Any "line through the origin" is of the form y= ax with slope a. The line at right angles to that is y= (-1/a)x so you want to find a such that

$\displaystyle \begin{pmatrix}2 & 1 \\ 2 & -2\end{pmatrix}\begin{pmatrix}x \\ y\end{pmatrix}= \begin{pmatrix}2 & 1 \\ 2 & -2\end{pmatrix}\begin{pmatrix}x \\ ax\end{pmatrix}$$\displaystyle =\begin{pmatrix}2x+ ax \\ 2x- 2ax\end{pmatrix}= \begin{pmatrix}(2+a)x \\ (2- 2a)x\end{pmatrix}= \begin{pmatrix}x' \\ -(1/a)x'\end{pmatrix}$

That is, we must have x'= (2+a)x and y'= (-1/a)x'= (2- 2a)x. Dividing one equation by the other so that we eliminate x' on both sides of the equation, $\displaystyle -\frac{1}{a}= \frac{2+ a}{2+ 2a}$. Multiply on both sides by (2+ 2a)a to get rid of the fractions.

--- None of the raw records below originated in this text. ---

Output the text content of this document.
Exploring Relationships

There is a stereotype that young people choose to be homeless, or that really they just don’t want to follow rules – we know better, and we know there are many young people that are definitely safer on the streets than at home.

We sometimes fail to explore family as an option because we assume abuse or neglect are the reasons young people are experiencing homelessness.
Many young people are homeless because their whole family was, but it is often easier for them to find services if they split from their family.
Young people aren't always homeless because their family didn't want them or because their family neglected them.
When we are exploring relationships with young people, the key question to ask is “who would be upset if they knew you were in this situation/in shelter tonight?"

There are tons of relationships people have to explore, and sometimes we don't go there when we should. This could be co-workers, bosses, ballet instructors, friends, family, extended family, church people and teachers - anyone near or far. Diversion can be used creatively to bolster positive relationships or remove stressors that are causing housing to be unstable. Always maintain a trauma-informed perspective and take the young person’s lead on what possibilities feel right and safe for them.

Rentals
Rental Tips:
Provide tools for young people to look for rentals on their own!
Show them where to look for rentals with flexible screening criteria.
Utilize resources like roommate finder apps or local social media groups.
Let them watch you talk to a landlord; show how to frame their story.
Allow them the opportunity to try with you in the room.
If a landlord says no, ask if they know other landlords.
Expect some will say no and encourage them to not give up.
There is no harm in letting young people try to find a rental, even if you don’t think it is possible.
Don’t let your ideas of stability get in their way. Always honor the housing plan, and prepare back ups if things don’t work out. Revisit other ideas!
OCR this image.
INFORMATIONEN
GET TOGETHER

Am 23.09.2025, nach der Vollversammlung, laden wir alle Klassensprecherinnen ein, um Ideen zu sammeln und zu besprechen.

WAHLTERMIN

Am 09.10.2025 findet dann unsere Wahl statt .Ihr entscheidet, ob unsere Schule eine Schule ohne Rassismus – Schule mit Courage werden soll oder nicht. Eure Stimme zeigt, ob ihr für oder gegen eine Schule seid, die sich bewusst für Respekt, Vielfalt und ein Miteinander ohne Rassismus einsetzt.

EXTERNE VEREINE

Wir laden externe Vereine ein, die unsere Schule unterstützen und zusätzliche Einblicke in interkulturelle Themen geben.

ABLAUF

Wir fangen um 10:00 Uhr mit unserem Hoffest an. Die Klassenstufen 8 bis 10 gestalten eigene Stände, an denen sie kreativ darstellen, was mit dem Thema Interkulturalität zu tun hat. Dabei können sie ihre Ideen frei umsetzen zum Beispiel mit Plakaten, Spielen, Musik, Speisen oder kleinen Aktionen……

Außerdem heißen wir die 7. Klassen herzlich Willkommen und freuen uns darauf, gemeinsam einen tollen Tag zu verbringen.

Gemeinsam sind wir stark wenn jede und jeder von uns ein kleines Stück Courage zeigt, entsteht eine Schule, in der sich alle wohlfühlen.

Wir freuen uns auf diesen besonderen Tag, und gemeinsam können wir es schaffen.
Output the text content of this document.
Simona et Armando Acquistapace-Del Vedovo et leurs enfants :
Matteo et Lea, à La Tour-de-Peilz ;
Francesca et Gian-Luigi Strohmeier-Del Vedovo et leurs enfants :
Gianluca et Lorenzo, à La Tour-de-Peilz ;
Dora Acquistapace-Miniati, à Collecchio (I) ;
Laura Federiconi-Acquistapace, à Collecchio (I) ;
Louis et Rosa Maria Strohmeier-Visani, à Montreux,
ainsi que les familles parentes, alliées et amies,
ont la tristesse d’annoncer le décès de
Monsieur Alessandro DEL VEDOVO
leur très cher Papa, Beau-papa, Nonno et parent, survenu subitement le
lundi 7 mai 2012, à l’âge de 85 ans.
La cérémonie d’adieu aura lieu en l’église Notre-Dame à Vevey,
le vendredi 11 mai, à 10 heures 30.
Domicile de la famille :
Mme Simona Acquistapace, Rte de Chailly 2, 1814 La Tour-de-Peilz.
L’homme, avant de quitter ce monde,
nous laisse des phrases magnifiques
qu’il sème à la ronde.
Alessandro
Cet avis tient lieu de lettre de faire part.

$\displaystyle 2+ 2a= (2+ a)a= 2a+ a^2$ which reduces to $\displaystyle a^2= 2$.

Ouch, I divided the two equations incorrectly. Dividing x'= (2+ a)x by (-1/a)x'= (2- 2a)x gives $\displaystyle \frac{x'}{-\frac{1}{a}x'}= \frac{(2+a)x}{(2- 2a)x}$ or $\displaystyle -a= \frac{2+a}{2- 2a}$. Multiplying both sides by 2- 2a gives -(2- 2a)a= -2a+ 2a^2= 2+ a. $\displaystyle 2a^2- 3a2 2= (2a+ 1)(a- 2)= 0$ which has roots a= 2 and a= -1/2. the lines, y= ax, are y= 2x and y= (-1/2)x as you said. - Aug 4th 2010, 04:09 AMStuck Man
I used a slightly different method, still observing that multiplied gradients of perpendicular lines equals -1. I think you might have a mistake. You haven't finished with the equations of lines required.

- Aug 4th 2010, 07:42 AMStuck Man
Could you also fix the missing equals sign that is missing from the second row of matrix multiplications? Thanks.